I am QIIME 1 user and have been using pyNAST as one of the filters to remove reads not from 16s rRNA in the samples – I found it performed pretty well for my datasets. I wonder why pyNAST is no longer available in QIIME 2? Are there any pitfalls making it less favorable than MAFFT + fast-tree?
Welcome to the forum, and thanks for your question!
The NAST algorithm makes some naive assumptions during alignment that result in lower quality multiple sequence alignments than other approaches. For example, it will sometimes remove gap characters without any evaluation of how that impacts the underlying alignment quality to make the aligned sequence length equal to the template alignment length.

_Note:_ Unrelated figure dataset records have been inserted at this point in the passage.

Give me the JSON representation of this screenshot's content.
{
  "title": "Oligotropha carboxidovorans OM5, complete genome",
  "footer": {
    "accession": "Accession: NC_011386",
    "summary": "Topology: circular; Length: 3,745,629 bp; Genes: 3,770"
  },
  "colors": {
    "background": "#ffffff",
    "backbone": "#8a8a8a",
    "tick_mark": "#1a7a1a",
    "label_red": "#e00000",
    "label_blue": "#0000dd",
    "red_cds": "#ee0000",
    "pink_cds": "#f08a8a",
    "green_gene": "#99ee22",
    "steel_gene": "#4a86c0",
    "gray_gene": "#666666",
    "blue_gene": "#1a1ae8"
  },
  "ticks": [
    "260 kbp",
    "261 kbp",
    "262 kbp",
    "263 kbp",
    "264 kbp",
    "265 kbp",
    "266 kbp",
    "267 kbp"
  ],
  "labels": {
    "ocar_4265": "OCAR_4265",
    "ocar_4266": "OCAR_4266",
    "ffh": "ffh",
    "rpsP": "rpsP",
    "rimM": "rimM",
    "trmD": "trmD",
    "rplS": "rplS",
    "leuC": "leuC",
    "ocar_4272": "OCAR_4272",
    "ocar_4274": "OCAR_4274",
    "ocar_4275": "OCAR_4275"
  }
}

If you’re interested in using alignment as a step for removing non-16S sequences, you can use q2-fragment-insertion in QIIME 2 (see docs linked from this page). This filters out non-16S sequences as part of its process. An alternative taxonomy-based filter would be to filter out any features that are not assigned to at least the phylum level (see here for an example of how to do this), which should also filter out any non-16S sequences (as long as the taxonomy is assigned based on a 16S reference database, such as Silva or Greengenes).
Hope this helps!
Thank you for your explanation! A further look at our data shows that
pyNAST did select OTUs that are genuine but start to lose the accuracy for the short reads that are generated from the joining algorithm in
pandaSeq. I also noticed
fastq-join we used in QIIME 1 is not default in QIIME 2 but instead the
vsearch join-pairs. Is the new method more favorable? How will you compare to the denoise + joining pipeline from
Apologies for the very slow reply!
I don’t have an answer for you on how the different joining pipelines compare. We started with
vsearch join-pairs in QIIME 2 because we had already developed wrappers for other
vsearch functionality, so it was easy for us to add. We intended to implement some others, but it never got very high on our priority list because we had our two main use cases, joining with denoising (via
dada2 denoise-paired) and without denoising (via
vsearch join-pairs), covered. Sorry to not have a better answer!
If you end up comparing results from different paired end read joining methods, we’d love to hear about the results. This document illustrates how to import reads that have been joined with other pipelines, if that’s something you’re interested in exploring.